Ishigaki also had unreserved praise for Agnes Smedley, another frequent guest at the Ishigaki-Boyle apartment-studio. Smedley, a journalist and writer, was deeply involved in international political movements of the time, including Indian nationalists' fight for independence, women's rights (she briefly worked for Sanger's Birth Control Review), and the Chinese communists' revolutionary activities in the 1930s. Ishigaki remembered Smedley as a genuine and passionate woman, a "true artist" and an articulate "genius" who was much more "mature" than he was despite their similar ages. During the early Cold War years, she was charged with having served as a spy for the Soviet Union, an accusation that author Ruth Price's research has shown to be true. In fact, Ishigaki and his wife, Ayako, faced multiple interrogations by the FBI in 1950 for their association with Smedley, and discovered that the Bureau had investigated their activities in the United States in the previous decades. That realization caused the Ishigakis tremendous distress, as they feared forced deportation. When Smedley died in the United Kingdom on May 8, 1950, and a memorial meeting was held for her at the Friends Meeting House on Stuyvesant Square on May 18, the Ishigakis chose not to attend out of fear of attracting the FBI's further scrutiny. The couple was heartbroken and cried a great deal, the Ishigakis recalled, when they imagined Smedley dying alone abroad. Years later, Ishigaki fondly remembered Smedley every time he saw morning glories, which used to adorn her home.

Boyle did portrait busts and medallions in plaster and bronze of many famous persons including: Isadora Duncan, Eitaro Ishigaki, Henry Cowell, Uldrick Thompson, Margaret Miller, Teddy Roosevelt, Franklin D. Roosevelt, John Muir, Ida Tarbell, Ezra Meeker, John Swett, Joseph LeConte, David Starr Jordan, Joaquin Miller, Edwin Markham, William Keith, Luther Burbank, Albert Einstein, Charles Erskine Scott Wood, John Fremont, Susan Mills, Horace Traubel, Christy Mathewson, Mark Twain, Margaret Sanger, and Sidney Gulick.[5] She was selected by Joaquin Miller to create a portrait of his mother for the University of Oregon and also executed a bust of the poet which she titled "The Spirit of the West".[3] She died on August 14, 1937, at St. John's Hospital.[1] After Gertrude Boyle Kanno's death, her main advocates were gay: her sister Olive Boyle, Gwendolyn Carter and Reba Thompson. Reba was the daughter of Prof. Uldrick Thompson who was principal of the Kamehameha School during the overthrow. He was into Eugenics (the pre-hitler environmental type) and met Gertrude when he sought out Margaret Sanger in New York. When Margaret Sanger went to Japan he hosted her in Hawaii. Reba Thompson had a Masters at MIT in Architecture circa 1909 which is pretty early in that field.

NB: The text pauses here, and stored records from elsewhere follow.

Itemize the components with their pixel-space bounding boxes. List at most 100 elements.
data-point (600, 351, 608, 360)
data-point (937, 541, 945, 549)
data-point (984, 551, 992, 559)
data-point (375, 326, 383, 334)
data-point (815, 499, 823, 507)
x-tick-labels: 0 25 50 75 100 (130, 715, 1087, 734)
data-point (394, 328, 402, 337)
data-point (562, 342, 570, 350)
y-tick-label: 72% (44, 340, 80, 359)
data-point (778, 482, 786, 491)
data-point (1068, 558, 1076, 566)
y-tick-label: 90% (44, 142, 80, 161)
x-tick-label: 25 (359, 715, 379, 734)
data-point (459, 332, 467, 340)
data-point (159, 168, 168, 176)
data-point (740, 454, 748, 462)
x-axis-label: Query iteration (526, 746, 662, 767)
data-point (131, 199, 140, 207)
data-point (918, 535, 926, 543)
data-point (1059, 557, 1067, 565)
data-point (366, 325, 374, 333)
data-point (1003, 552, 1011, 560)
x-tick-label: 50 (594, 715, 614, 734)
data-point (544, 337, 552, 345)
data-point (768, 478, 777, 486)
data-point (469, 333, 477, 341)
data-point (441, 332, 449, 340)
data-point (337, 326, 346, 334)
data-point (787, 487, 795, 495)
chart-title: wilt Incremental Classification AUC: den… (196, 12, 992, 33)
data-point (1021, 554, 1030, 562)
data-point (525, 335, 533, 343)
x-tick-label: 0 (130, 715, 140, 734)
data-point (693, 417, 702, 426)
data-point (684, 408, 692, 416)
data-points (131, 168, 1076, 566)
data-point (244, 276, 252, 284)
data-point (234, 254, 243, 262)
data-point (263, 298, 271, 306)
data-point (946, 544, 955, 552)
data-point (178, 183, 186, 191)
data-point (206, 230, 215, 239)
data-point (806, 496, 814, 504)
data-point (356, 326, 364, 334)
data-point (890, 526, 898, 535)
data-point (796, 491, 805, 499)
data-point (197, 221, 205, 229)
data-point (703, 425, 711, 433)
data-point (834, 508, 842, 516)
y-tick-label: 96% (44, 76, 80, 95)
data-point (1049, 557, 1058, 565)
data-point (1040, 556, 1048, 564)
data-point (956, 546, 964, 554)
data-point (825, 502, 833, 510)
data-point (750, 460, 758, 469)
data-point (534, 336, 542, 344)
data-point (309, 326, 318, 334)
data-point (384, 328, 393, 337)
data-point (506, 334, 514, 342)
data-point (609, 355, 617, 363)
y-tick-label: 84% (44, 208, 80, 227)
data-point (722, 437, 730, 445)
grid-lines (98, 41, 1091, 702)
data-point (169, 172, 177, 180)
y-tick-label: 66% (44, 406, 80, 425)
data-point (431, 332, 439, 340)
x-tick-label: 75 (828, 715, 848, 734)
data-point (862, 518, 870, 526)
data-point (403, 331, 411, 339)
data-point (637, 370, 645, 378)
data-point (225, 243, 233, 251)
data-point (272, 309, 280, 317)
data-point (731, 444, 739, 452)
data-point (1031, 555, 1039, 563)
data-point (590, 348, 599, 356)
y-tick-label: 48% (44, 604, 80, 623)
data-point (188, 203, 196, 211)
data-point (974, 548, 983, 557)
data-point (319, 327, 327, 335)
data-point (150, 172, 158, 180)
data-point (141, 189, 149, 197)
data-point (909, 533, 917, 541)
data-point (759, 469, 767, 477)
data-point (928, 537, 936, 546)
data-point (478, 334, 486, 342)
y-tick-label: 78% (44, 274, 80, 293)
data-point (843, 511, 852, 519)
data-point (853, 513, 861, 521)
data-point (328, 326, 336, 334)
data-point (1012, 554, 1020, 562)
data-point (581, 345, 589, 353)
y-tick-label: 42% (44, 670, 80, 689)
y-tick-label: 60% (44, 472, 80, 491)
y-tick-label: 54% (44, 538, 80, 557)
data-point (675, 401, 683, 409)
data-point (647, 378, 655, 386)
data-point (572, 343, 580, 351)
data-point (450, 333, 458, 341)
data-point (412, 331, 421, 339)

John David Provoo first met Gertrude at 18 when he first started studying Nichiren Buddhism under Nitten Ishida. Kanno acted as translator. He attended Gertrude's memorial.

Art includes various works accessible to the public, including bronze bust of Joseph LeConte created during the year of his death in 1901. The plaster version is held in the University of California Archives. The finished bronze sculpture is located at UC Berkeley in the Earth Sciences & Map Library.